Pembantaian Rawagede
adalah peristiwa pembantaian penduduk Kampung Rawagede (sekarang
terletak di Desa Balongsari, Kecamatan Rawamerta, Kabupaten Karawang,
Jawa barat) oleh tentara Belanda pada tanggal 9 Desember 1947 sewaktu
melancarkan agresi militer pertama. Sejumlah 431 penduduk menjadi korban
pembantaian ini.
Ketika tentara Belanda menyerbu Bekasi,
ribuan rakyat mengungsi ke arah Karawang. Pertempuran kemudian berkobar
di daerah antara Karawang dan Bekasi, mengakibatkan jatuhnya ratusan
korban jiwa dari kalangan sipil. Pada tanggal 4 Oktober 1948, tentara
Belanda melancarkan pembersihan. Dalam peristiwa ini 35 orang penduduk
Rawagede dibunuh tanpa alasan jelas. Peristiwa inilah yang menjadi
inspirasi dari sajak terkenal Chairil Anwar berjudul Antara Karawang dan
Bekasi.
Jalannya Peristiwa
Di Jawa Barat, sebelum Perjanjian Renville ditandatangani, tentara
Belanda dari Divisi 1 yang juga dikenal sebagai Divisi 7 Desember
melancarkan pembersihan unit pasukan TNI dan laskar-laskar Indonesia
yang masih mengadakan perlawanan terhadap Belanda. Pasukan Belanda yang
ikut ambil bagian dalam operasi di daerah Karawang adalah Detasemen 3-9
RI, pasukan para (1e para compagnie) dan 12 Genie veld compagnie, yaitu
brigade cadangan dari pasukan para dan DST (Depot Speciaale Troepen).

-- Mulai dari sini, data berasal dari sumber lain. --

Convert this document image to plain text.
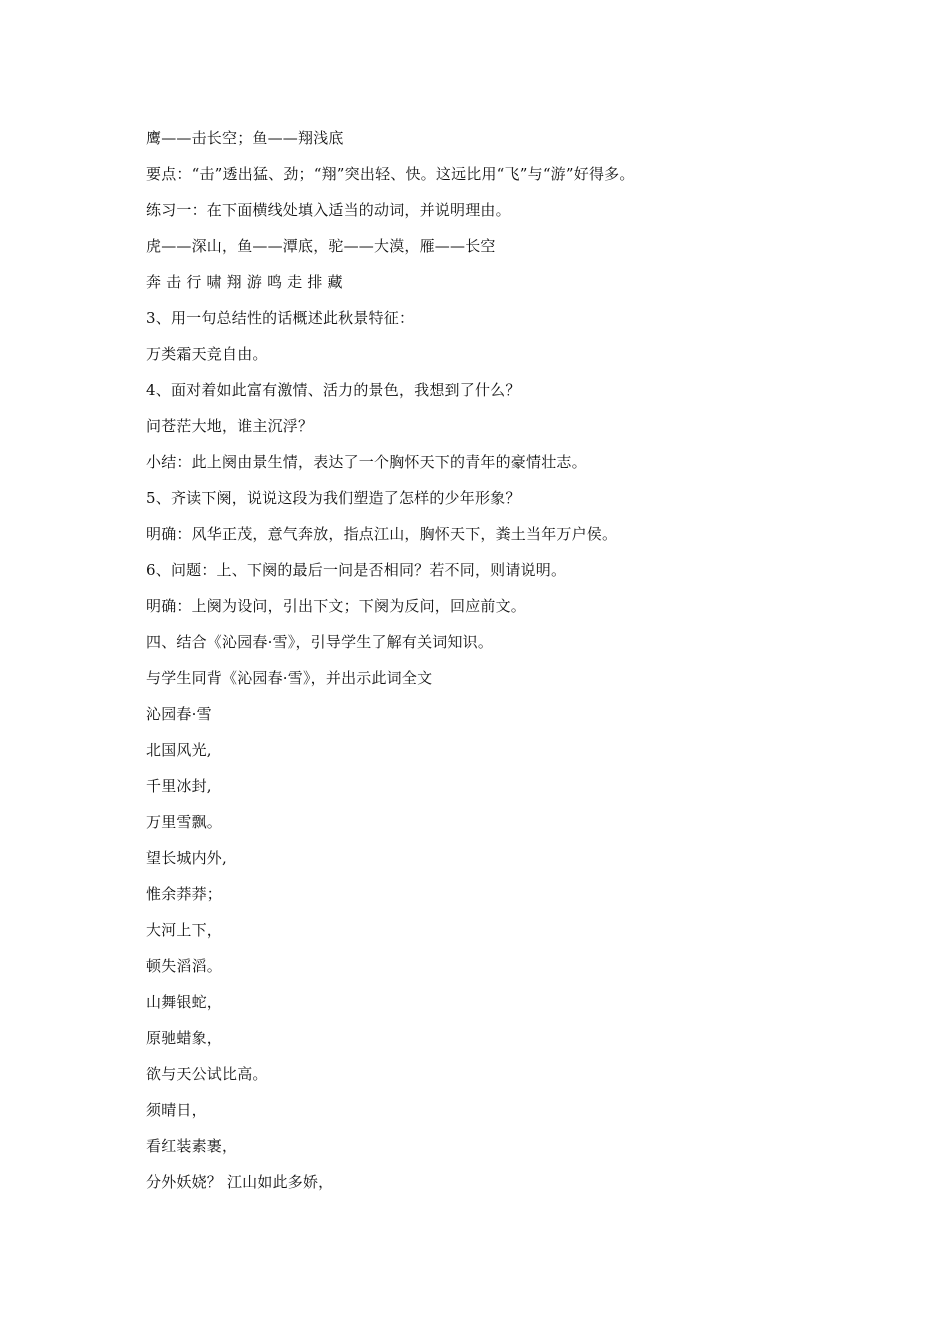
鹰——击长空；鱼——翔浅底
要点：“击”透出猛、劲；“翔”突出轻、快。这远比用“飞”与“游”好得多。
练习一：在下面横线处填入适当的动词，并说明理由。
虎——深山，鱼——潭底，驼——大漠，雁——长空
奔 击 行 啸 翔 游 鸣 走 排 藏
3、用一句总结性的话概述此秋景特征：
万类霜天竞自由。
4、面对着如此富有激情、活力的景色，我想到了什么？
问苍茫大地，谁主沉浮？
小结：此上阕由景生情，表达了一个胸怀天下的青年的豪情壮志。
5、齐读下阕，说说这段为我们塑造了怎样的少年形象？
明确：风华正茂，意气奔放，指点江山，胸怀天下，粪土当年万户侯。
6、问题：上、下阕的最后一问是否相同？若不同，则请说明。
明确：上阕为设问，引出下文；下阕为反问，回应前文。
四、结合《沁园春·雪》，引导学生了解有关词知识。
与学生同背《沁园春·雪》，并出示此词全文
沁园春·雪
北国风光,
千里冰封,
万里雪飘。
望长城内外,
惟余莽莽；
大河上下，
顿失滔滔。
山舞银蛇，
原驰蜡象，
欲与天公试比高。
须晴日，
看红装素裹，
分外妖娆？ 江山如此多娇，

Sekitar 130.000 tentara Belanda dikirim
ke bekas Hindia Belanda, sekarang Indonesia. Dalam operasinya di daerah
Karawang, tentara Belanda memburu Kapten Lukas Kustario, komandan kompi
Siliwangi – kemudian menjadi Komandan Batalyon Tajimalela/Brigade II
Divisi Siliwangi – yang berkali-kali berhasil menyerang patroli dan
pos-pos militer Belanda. Di wilayah Rawagede juga berkeliaran berbagai
laskar, bukan hanya pejuang Indonesia namun juga gerombolan pengacau dan
perampok.
Pada 9 Desember 1947, sehari setelah
perundingan Renville dimulai, tentara Belanda di bawah pimpinan seorang
mayor mengepung Dusun Rawagede dan menggeledah setiap rumah. Namun
mereka tidak menemukan sepucuk senjata pun. Mereka kemudian memaksa
seluruh penduduk keluar rumah masing-masing dan mengumpulkan di tempat
yang lapang. Penduduk laki-laki diperintahkan untuk berdiri berjejer,
kemudian mereka ditanya tentang keberadaan para pejuang Republik. Namun
tidak satu pun rakyat yang mengatakan tempat persembunyian para pejuang
tersebut.
Pemimpin tentara Belanda kemudian
memerintahkan untuk menembak mati semua penduduk laki-laki, termasuk
para remaja belasan tahun. Beberapa orang berhasil melarikan diri ke
hutan, walaupun terluka kena tembakan. Saih, kini berusia 83 tahun
(meninggal 7 Mei 2011) menuturkan bahwa dia bersama ayah dan para
tetangganya sekitar 20 orang jumlahnya disuruh berdiri berjejer. Ketika
tentara Belanda memberondong dengan senapan mesin –istilah penduduk
setempat: “didrèdèt”- ayahnya yang berdiri di sampingnya tewas kena
tembakan, dia juga jatuh kena tembak di tangan, namun dia pura-pura
mati. Ketika ada kesempatan, dia segera melarikan diri.
Hari itu tentara Belanda membantai 431
penduduk Rawagede. Tanpa ada pengadilan, tuntutan ataupun pembelaan.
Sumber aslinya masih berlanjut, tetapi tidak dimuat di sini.